A blur of PSI ran onto the stage before revealing a black haired girl wearing a worn out red and blue baseball cap, a blue and purple striped shirt, dark blue cargo shorts and black sneakers. There seemed to be a white bandage on the bridge of her nose.
“Sup my bros!?” She shouted out. “Are you ready for a totally stellar smasher!?” It seemed like everyone was getting into her energy by the time she pulled an electric guitar out of nowhere, red like her worn cap. “Let’s get ready to PK ROCK!” She then ran her fingers over the strings, sending a blast of energy out. “Whoooh! Yeah! I hope you all can keep this energy up because I’ll be sending out a PK Starstorm of fun!” She then kneeslid into the crowd before crowd surfing into the group of secondgenners of the original 8 who had already presented.

“Pretty PK Radical huh?” She said as she leaned next to the stage.

“But you never said who’s kid you are.” Plum said.

“I’m guessing the hat and the puns didn’t clue you in.” The black haired girl replied. “Stella, daughter of Ness.” She then stuck her hand out to which Cheese grabbed and was met by a buzz of electricity. “That’s a PK Jolt for ya.” She then started to laugh. “Sorry, just wanted to put you in a better mood since Raptor’s next.”

“Phew…” Master Hand sighed. “How can anything get more ridiculous than that?” Then, the entire room went pitch black.

“The darkness of night…” A voice called out from the darkness. “Bitterness of evil… Things that cannot exist in this world with out a postive.” A spotlight came onto a figure from the back of the auditorium. “THAT’S WHERE I, RAPTOR, SON OF THE MIGHTY FALCON HIMSELF STEP IN!” The figure in the back double flipped over everyone in the crowd, only to be promptly met with the stage in his face as he attempted to land properly. “NO MATTER THE INJURY, I SHALL BE THERE!”

“THAT’S WHAT YOU GET YOU INCEL!” Cheese shouted as he attempted to dust himself off.

“Cheese!” Nearly all of the original twelve whisper shouted. “We don’t use that language!” Peach followed up with.

“Actually, she has a point.” Captain Falcon sighed. “He found my old tapes of all the flirting I did with Samus back in the day and he thinks it’s how heroes should act no matter how hard I tell him no.”

“So what’s the idea with the theatrics?” Samus asked.

“It’s genetic.” The Fzero racer replied.

Raptor then backflipped to his father and the other children. “Amazed by performance so much you had to talk about me?”

“No, we’re talking about how much of an incel you are.” Cheese growled. “That’s not what a smasher is Rapetor.

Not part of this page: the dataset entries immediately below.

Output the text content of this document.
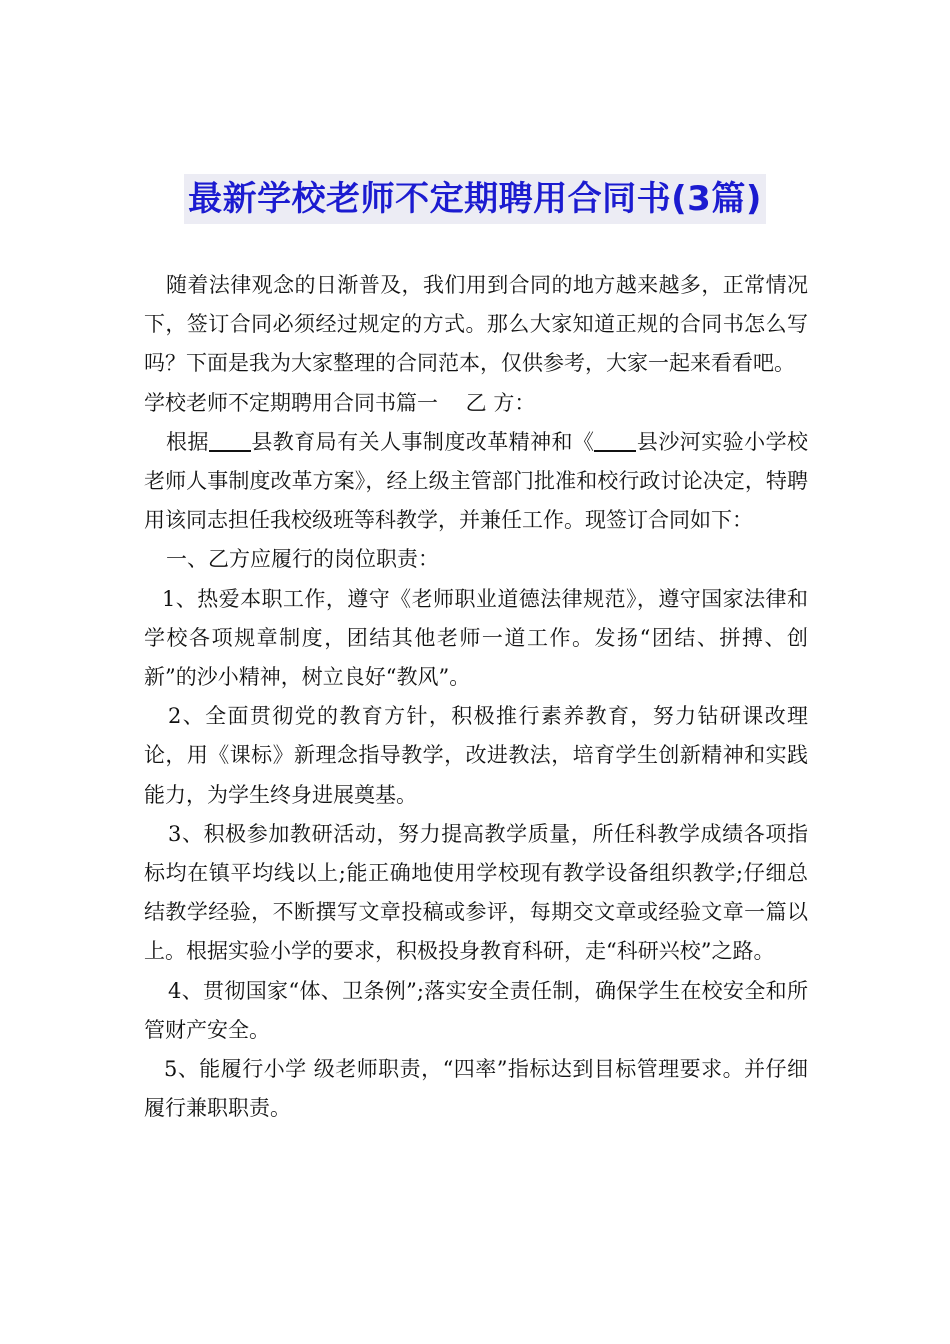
最新学校老师不定期聘用合同书(3篇)

随着法律观念的日渐普及，我们用到合同的地方越来越多，正常情况下，签订合同必须经过规定的方式。那么大家知道正规的合同书怎么写吗？下面是我为大家整理的合同范本，仅供参考，大家一起来看看吧。

学校老师不定期聘用合同书篇一　 乙 方：

根据 县教育局有关人事制度改革精神和《 县沙河实验小学校老师人事制度改革方案》，经上级主管部门批准和校行政讨论决定，特聘用该同志担任我校级班等科教学，并兼任工作。现签订合同如下：

一、乙方应履行的岗位职责：

1、热爱本职工作，遵守《老师职业道德法律规范》，遵守国家法律和学校各项规章制度，团结其他老师一道工作。发扬“团结、拼搏、创新”的沙小精神，树立良好“教风”。

2、全面贯彻党的教育方针，积极推行素养教育，努力钻研课改理论，用《课标》新理念指导教学，改进教法，培育学生创新精神和实践能力，为学生终身进展奠基。

3、积极参加教研活动，努力提高教学质量，所任科教学成绩各项指标均在镇平均线以上;能正确地使用学校现有教学设备组织教学;仔细总结教学经验，不断撰写文章投稿或参评，每期交文章或经验文章一篇以上。根据实验小学的要求，积极投身教育科研，走“科研兴校”之路。

4、贯彻国家“体、卫条例”;落实安全责任制，确保学生在校安全和所管财产安全。

5、能履行小学 级老师职责，“四率”指标达到目标管理要求。并仔细履行兼职职责。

Sometimes we don’t like to be catcalled about our thick asses. And quit with the heroics shit, it’s not charming anyone.”

“Cheese! What did we just tell you!?” Everyone shouted.

“Enough! It is time for the Melee kids to introduce themselves. I shall allow for a 5 minute break for tensions to dissipate and bladders emptied.” Master Hand announced. “You may be dismissed for recess!”